Como estableció Pierre
Bourdieu en 1979 en La distinción (Taurus, 2012), el gusto ha sido durante años
el gran elemento de diferenciación social. Según su teoría, ese elemento nos
permite juzgar a los demás y, a la vez, ser juzgados. Nos da la posibilidad de
distinguirnos, clasificarnos e, inevitablemente, que nos clasifiquen también.
Nos coloca una etiqueta, incluso dentro de un mismo círculo: no pensaremos lo
mismo de alguien que sale de un concierto de la Cuarta sinfonía de Shostakóvich
que de otro que entra en un auditorio donde se interprete El Danubio azul, de
Strauss. Lo mismo que de un fan de Enrique Iglesias y otro de Neil Young. Una
reducción, en suma, similar a la que hace el algoritmo para reconocernos:
prejuzgar una identidad —en este caso, social y económica— basándose en
determinados elementos culturales que lleva asociados y que nos diferencian de
forma sistemática para, de nuevo, asignarle más capas de distinción.
Sin embargo, construir
una identidad a través de los hábitos culturales y de la investigación
cotidiana, obviamente, permitía exhibir un brillo que poco tiene que ver con el
que es capaz de otorgar una máquina. El algoritmo, sostienen sus críticos, nos
hace aburridos, previsibles, y empobrece nuestra curiosidad por explorar el
acervo cultural. Ramón Sangüesa, coordinador del Data Transparency Lab, ha
trabajado dos décadas alrededor del machine learning y la inteligencia
artificial vinculado al MIT. Puede ver sus ventajas, pero también los riesgos.

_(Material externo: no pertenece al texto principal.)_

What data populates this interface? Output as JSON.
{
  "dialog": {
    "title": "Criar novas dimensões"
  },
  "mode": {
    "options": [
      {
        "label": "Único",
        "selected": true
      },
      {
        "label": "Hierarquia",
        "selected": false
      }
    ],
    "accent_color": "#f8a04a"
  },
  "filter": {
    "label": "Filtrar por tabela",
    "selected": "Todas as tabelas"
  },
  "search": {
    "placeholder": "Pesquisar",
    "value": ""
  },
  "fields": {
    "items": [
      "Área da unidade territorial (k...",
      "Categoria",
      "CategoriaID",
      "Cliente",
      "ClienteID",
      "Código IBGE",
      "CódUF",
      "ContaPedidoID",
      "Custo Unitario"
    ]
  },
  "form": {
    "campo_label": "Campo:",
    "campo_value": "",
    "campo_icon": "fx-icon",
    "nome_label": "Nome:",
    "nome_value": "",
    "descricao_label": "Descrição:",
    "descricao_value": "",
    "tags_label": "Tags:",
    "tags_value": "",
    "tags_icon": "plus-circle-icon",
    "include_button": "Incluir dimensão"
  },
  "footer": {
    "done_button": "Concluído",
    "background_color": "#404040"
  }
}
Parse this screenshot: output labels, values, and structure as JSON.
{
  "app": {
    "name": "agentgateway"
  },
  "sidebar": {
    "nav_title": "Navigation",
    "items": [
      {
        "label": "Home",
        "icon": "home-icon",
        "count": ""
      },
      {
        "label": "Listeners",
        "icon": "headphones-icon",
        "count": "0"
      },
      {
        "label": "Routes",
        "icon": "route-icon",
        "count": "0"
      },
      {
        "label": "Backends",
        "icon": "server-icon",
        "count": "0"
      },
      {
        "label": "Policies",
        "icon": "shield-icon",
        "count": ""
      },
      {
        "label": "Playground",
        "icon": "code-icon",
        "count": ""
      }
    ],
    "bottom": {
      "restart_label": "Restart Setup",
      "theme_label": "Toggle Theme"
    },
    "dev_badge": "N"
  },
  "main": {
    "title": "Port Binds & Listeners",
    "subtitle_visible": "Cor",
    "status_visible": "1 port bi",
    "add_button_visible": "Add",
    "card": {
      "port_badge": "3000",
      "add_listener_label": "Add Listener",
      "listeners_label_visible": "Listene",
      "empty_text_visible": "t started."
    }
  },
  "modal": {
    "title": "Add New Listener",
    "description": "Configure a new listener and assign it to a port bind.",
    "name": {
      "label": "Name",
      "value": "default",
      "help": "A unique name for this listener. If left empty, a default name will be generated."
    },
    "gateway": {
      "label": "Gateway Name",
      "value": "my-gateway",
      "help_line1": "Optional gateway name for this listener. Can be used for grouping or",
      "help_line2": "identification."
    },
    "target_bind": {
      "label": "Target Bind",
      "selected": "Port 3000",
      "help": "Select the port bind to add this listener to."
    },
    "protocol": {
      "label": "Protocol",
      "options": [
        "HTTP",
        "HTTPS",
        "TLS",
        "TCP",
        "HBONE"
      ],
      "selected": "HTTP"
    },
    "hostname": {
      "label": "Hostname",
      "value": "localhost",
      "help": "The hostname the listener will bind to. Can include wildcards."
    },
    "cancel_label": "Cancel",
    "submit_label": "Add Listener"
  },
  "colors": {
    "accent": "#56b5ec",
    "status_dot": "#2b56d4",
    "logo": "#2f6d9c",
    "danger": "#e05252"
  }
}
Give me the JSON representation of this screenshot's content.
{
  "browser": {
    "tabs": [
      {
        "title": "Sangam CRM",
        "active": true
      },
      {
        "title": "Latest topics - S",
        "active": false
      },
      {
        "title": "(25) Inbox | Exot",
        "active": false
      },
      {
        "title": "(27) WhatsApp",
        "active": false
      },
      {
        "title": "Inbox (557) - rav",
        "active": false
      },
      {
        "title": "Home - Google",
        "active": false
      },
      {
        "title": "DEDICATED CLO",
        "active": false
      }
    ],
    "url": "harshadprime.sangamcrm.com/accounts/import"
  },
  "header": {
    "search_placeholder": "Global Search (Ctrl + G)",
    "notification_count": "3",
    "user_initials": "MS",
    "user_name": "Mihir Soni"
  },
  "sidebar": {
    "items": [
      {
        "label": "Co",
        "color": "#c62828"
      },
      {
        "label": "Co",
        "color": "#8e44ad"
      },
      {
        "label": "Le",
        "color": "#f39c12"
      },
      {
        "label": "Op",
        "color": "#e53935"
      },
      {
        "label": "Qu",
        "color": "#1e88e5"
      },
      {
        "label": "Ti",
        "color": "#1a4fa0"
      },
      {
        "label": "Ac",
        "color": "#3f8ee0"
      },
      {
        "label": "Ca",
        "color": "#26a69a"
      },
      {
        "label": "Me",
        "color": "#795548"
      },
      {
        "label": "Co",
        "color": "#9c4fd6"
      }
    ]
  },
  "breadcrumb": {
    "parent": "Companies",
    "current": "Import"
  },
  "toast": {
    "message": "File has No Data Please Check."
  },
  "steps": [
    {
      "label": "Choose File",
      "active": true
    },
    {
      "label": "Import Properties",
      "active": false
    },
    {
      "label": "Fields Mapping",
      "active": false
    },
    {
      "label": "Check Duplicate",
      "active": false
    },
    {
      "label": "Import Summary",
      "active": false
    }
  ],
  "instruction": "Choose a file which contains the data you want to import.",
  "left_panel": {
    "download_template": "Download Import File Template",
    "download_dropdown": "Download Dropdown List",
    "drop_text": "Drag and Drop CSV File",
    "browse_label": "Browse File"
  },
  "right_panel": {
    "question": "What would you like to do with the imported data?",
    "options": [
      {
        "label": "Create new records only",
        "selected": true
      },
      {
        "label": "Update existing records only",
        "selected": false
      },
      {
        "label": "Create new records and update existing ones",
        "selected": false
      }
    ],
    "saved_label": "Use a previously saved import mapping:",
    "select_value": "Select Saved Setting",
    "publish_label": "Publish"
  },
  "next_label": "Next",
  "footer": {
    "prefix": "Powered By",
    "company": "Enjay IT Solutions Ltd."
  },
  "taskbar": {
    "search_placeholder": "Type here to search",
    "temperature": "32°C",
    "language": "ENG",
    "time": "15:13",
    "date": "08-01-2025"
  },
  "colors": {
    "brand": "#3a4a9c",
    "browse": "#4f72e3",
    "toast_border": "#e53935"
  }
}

“Estos sistemas se basan en el pasado para predecir el futuro. La primera
dificultad es conseguir la masa crítica para que tengamos más datos y las
proyecciones sean mejores. Pero además corren el riesgo de quedarse en una
misma área de recomendación. En el consumo cultural, el peligro está en la uniformización
del gusto, lo que llamamos el filtro burbuja. Y así se van creando
comportamientos más estándares”, señala. Este fenómeno —descrito en el libro El
filtro burbuja, lo que esconde Internet por el fundador de Upworthy Eli
Pariser— se reproduce en redes sociales como Facebook, donde el usuario se ve
aislado en un entorno de información que el algoritmo deduce que querríamos ver
basándose en nuestros círculos de amistad y en el feedback de búsquedas
anteriores.
Ilustración: Setanta.ampliar foto
Ilustración: Setanta.
Justamente, el estudio
catalán Domestic Data Streamers presentó también en Sónar +D un proyecto
titulado Time Keeper basado en sortear el yugo del pasado y tratar de dilucidar
lo que apreciaremos en el futuro. “Hasta ahora el algoritmo sabe lo que haces,
lo que te gusta. Pero no por qué. Con este proyecto generamos un escenario
donde hay una conversación mayor entre la persona y la máquina”, señala Dani
Llugany, director creativo de la empresa. La evolución de este algoritmo
consiste en analizar el perfil de Spotify de cada usuario que participa y luego
añadirle un test psicológico para obtener información personal. Por último, se
le pide a cada persona que defina un momento que le gustaría vivir en el futuro
con una fecha concreta: ese día el usuario recibirá la canción perfecta para
esa circunstancia prevista. “Estamos acostumbrados a que una canción puede
transportarnos al pasado. Esto es lo contrario, buscar una vinculación entre la
música y el futuro”, remarca Llugany.
El algoritmo, sostienen
sus críticos, nos hace aburridos, previsibles, y empobrece nuestra curiosidad
cultural
La personalización de la
oferta podría cristalizar también en nuevos géneros musicales o literarios.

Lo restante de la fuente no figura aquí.